Alphonse Lemerre, éditeur (p. i-ii).

À MADAME DE LA PRADE

NÉE GUIRAUD


Qui ne sait par cœur, madame, les vers que vous rééditez ? Qui n’a cherché jadis, en passant la frontière de Savoie, « le pauvre petit qui partait pour la France » ?

..........Chante, pauvre petit !
Chante, tant que la vie est pour toi moins amère ;
Enfant, prends ta marmotte et ton léger trousseau :
Répète, en cheminant, les chansons de ta mère,
Quand ta mère chantait autour de ton berceau.
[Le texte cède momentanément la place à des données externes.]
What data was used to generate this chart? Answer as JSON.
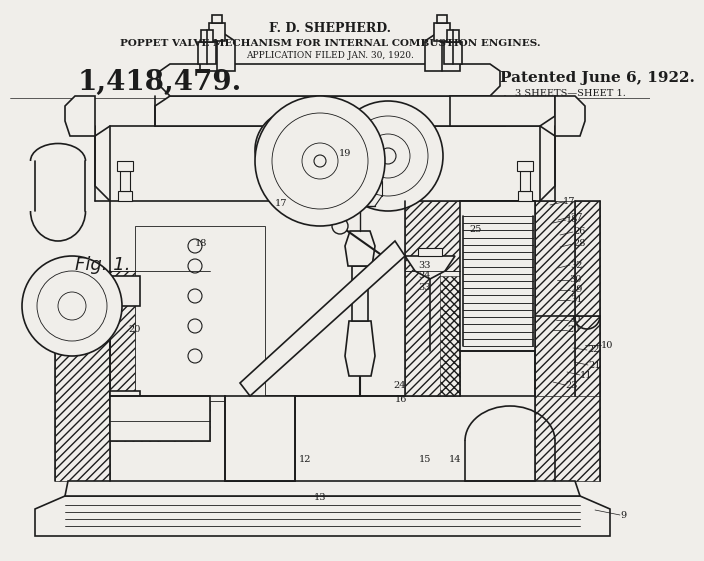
{
  "title_line1": "F. D. SHEPHERD.",
  "title_line2": "POPPET VALVE MECHANISM FOR INTERNAL COMBUSTION ENGINES.",
  "title_line3": "APPLICATION FILED JAN. 30, 1920.",
  "patent_number": "1,418,479.",
  "patent_date": "Patented June 6, 1922.",
  "sheet_info": "3 SHEETS—SHEET 1.",
  "fig_label": "Fig. 1.",
  "bg_color": "#f0eeea",
  "line_color": "#1c1c1c",
  "lw_main": 1.2,
  "lw_thin": 0.6,
  "lw_thick": 2.0
}
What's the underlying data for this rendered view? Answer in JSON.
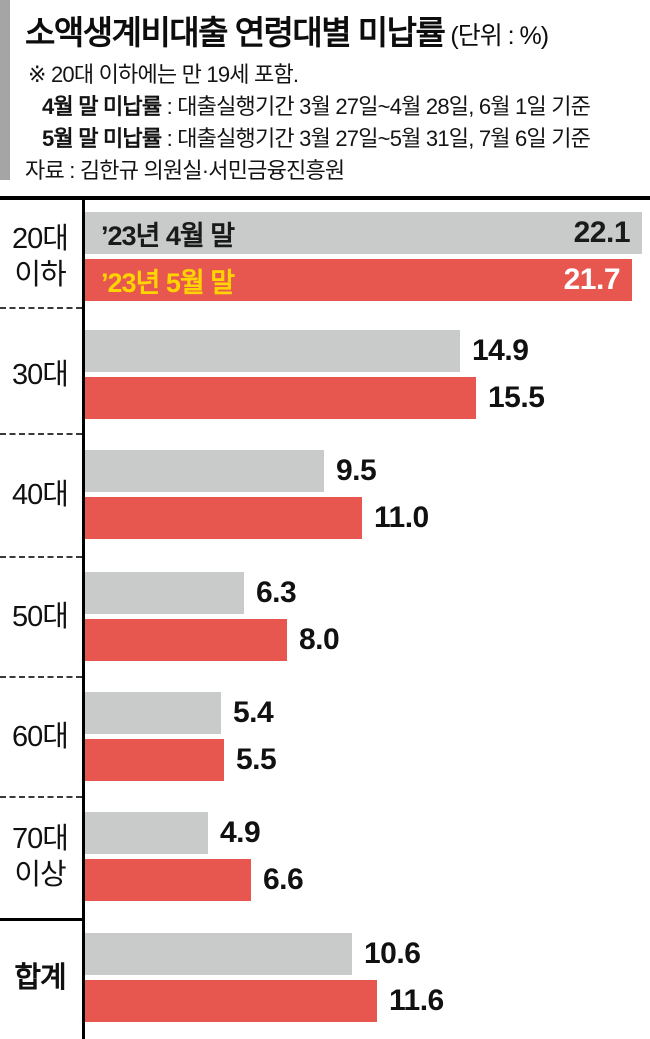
{
  "header": {
    "title": "소액생계비대출 연령대별 미납률",
    "unit": "(단위 : %)",
    "note1": "※ 20대 이하에는 만 19세 포함.",
    "note2_bold": "4월 말 미납률",
    "note2_text": " : 대출실행기간 3월 27일~4월 28일, 6월 1일 기준",
    "note3_bold": "5월 말 미납률",
    "note3_text": " : 대출실행기간 3월 27일~5월 31일, 7월 6일 기준",
    "source": "자료 : 김한규 의원실·서민금융진흥원"
  },
  "chart_data": {
    "type": "bar",
    "orientation": "horizontal",
    "title": "소액생계비대출 연령대별 미납률",
    "unit": "%",
    "categories": [
      "20대 이하",
      "30대",
      "40대",
      "50대",
      "60대",
      "70대 이상",
      "합계"
    ],
    "category_lines": [
      [
        "20대",
        "이하"
      ],
      [
        "30대"
      ],
      [
        "40대"
      ],
      [
        "50대"
      ],
      [
        "60대"
      ],
      [
        "70대",
        "이상"
      ],
      [
        "합계"
      ]
    ],
    "series": [
      {
        "name": "’23년 4월 말",
        "values": [
          22.1,
          14.9,
          9.5,
          6.3,
          5.4,
          4.9,
          10.6
        ]
      },
      {
        "name": "’23년 5월 말",
        "values": [
          21.7,
          15.5,
          11.0,
          8.0,
          5.5,
          6.6,
          11.6
        ]
      }
    ],
    "value_label_decimals": 1,
    "legend_position": "inside-first-group-bars",
    "value_labels_first_group": "inside-right",
    "value_labels_other_groups": "outside-right",
    "xlim": [
      0,
      22.5
    ],
    "grid": false
  },
  "colors": {
    "april_bar": "#c9caca",
    "may_bar": "#e8574f",
    "april_legend_text": "#1a1a1a",
    "may_legend_text": "#ffd400",
    "april_value_text": "#1a1a1a",
    "may_value_text": "#ffffff",
    "axis": "#000000",
    "left_strip": "#a5a5a5",
    "separator": "#3a3a3a",
    "text": "#111111"
  }
}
Mais, voilà que depuis bientôt quarante ans nos vieilles frontières ont disparu, et la légende créée par votre père demeure vivante comme au jour où il la rimait.

Quelques-uns s’en affligent, d’autres s’en offensent, moi je m’en réjouis et remercie ceux qui si joliment a su dire la pauvreté honnête et l’amour de nos gens pour leur pays natal.
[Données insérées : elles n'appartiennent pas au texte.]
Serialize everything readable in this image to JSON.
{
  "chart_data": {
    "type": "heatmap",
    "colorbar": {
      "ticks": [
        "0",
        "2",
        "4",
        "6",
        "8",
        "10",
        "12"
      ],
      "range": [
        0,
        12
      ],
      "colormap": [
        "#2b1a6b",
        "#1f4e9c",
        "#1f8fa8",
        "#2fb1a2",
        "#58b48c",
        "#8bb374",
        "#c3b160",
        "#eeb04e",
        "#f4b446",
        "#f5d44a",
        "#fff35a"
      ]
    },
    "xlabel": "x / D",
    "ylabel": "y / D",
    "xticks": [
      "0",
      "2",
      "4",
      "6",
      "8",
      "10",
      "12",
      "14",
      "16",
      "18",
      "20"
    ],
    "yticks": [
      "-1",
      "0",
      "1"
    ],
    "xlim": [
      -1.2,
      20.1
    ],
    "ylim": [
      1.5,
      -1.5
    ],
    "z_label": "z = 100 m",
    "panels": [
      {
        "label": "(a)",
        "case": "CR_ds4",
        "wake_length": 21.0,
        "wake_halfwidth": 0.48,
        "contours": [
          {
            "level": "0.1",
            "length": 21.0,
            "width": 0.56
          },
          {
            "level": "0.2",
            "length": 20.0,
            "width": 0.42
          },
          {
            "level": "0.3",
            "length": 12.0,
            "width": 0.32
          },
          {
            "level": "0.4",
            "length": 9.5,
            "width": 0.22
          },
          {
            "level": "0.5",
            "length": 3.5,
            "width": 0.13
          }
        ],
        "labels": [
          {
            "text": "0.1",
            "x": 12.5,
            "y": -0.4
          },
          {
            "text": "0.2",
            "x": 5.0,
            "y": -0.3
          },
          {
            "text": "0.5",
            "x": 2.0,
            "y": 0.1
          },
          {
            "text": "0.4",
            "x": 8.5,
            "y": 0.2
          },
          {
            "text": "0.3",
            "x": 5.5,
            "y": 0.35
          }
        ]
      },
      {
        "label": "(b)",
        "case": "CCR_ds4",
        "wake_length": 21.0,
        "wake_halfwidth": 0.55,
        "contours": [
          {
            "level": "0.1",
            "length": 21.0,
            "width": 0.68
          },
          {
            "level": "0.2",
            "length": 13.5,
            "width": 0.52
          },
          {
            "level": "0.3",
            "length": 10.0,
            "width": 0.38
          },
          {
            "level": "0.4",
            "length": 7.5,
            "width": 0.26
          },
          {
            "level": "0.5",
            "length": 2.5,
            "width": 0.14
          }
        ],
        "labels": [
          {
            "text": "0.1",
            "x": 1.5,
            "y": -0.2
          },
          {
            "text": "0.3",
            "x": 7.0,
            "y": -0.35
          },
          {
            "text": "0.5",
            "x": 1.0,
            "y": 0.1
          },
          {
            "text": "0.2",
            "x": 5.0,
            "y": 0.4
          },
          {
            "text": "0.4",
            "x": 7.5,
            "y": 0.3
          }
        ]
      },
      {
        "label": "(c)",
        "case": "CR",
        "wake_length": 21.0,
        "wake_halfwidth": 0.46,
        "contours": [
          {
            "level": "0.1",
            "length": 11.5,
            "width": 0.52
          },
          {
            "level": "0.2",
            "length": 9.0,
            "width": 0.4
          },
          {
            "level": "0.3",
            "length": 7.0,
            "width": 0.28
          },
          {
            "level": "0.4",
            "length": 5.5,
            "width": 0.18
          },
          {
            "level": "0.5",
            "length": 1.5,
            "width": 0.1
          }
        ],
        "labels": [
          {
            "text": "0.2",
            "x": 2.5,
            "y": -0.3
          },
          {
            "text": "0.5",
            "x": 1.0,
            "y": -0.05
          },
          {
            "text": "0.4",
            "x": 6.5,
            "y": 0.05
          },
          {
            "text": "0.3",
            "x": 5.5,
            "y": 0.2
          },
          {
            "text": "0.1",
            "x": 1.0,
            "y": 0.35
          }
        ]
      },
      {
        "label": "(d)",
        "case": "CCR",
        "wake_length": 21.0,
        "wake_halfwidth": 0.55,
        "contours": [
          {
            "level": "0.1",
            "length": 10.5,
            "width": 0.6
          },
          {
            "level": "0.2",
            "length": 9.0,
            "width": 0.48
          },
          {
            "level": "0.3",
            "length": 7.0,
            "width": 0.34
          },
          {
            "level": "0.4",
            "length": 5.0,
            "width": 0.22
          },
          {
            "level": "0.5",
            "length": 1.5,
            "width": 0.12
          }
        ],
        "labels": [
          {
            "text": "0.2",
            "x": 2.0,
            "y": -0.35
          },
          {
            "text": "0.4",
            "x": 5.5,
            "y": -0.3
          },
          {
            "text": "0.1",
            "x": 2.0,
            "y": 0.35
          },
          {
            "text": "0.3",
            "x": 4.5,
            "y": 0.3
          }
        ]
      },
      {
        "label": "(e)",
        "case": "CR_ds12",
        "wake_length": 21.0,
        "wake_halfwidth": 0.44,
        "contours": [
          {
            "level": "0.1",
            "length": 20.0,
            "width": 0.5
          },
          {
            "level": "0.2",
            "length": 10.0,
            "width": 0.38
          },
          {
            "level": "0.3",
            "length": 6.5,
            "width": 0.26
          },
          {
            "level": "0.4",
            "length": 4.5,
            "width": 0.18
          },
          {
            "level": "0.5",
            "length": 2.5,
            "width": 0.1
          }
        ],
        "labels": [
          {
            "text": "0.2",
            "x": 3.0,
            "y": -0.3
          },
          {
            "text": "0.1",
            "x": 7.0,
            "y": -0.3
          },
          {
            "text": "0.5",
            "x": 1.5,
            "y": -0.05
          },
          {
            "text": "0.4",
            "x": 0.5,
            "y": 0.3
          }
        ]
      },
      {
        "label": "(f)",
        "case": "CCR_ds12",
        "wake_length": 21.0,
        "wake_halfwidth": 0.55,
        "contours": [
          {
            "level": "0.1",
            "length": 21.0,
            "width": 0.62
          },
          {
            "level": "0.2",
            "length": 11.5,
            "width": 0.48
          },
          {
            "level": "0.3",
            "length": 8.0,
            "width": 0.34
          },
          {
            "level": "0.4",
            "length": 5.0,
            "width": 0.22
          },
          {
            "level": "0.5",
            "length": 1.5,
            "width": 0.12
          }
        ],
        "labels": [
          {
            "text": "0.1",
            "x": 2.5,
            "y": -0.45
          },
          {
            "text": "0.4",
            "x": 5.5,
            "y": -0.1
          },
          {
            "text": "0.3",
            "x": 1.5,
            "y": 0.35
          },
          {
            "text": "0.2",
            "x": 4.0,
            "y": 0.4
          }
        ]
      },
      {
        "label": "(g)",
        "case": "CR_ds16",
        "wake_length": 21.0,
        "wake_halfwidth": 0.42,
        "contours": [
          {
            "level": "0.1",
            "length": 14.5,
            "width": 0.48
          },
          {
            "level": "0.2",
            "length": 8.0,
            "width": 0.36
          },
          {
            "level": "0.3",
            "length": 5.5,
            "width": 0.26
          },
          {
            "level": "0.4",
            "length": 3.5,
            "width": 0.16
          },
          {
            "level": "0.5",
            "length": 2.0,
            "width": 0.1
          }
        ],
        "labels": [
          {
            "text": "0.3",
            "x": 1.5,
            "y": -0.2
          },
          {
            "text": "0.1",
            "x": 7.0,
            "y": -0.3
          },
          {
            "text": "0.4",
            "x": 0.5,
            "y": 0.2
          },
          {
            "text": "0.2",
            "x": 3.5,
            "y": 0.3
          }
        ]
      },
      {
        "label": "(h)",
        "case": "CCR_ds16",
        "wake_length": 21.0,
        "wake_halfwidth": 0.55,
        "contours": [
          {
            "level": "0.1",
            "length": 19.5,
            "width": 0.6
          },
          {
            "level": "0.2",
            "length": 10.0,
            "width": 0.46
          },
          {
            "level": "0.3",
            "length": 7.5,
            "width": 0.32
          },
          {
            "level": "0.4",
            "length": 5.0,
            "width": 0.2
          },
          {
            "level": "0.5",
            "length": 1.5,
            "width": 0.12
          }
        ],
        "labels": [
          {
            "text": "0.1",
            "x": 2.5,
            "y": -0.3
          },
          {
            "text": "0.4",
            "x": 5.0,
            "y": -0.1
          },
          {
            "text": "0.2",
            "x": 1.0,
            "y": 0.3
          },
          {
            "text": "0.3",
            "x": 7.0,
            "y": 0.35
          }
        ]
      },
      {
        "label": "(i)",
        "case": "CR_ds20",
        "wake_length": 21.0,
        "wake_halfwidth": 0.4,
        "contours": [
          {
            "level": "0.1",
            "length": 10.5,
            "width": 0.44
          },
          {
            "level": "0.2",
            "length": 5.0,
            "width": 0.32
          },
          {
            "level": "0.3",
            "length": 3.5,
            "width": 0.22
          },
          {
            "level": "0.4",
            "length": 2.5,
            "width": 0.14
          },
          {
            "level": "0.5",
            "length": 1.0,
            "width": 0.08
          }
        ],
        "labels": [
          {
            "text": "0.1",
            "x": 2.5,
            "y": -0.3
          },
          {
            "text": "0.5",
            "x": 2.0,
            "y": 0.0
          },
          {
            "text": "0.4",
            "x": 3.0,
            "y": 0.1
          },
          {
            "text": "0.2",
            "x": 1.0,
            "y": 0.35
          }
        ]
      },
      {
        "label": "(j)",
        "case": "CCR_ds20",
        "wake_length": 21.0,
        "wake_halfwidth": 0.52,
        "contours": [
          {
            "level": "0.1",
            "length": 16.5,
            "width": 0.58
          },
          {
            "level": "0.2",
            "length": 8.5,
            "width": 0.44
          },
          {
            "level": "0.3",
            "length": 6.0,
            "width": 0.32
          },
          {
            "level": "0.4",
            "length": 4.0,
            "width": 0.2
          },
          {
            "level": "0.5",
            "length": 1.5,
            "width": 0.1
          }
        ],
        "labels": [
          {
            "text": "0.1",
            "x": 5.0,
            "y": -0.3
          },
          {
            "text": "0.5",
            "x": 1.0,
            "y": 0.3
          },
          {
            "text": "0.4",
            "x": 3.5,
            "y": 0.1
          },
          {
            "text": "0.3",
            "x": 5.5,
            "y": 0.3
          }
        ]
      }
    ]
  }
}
Voyez ce qu’il advient d’une « Savoyarde » trop ambitieuse. Petite cloche, elle carillonnerait joyeusement chez nous, tandis qu’elle est muette dans son beau clocher de Paris.

Bien sot, après cela, qui ne porterait gaiement la suie originelle dont ni Vaugelas, ni saint François de Sales, ni Joseph de Maistre n’ont pu nous débarbouiller.

… C’est pour vous obéir, madame, que j’ose écrire mon nom sur la marge de ce petit chef-d’œuvre. Chacun vous dira que le vôtre suffisait.

Mrs COSTA.
Paris, 8 novembre 1896.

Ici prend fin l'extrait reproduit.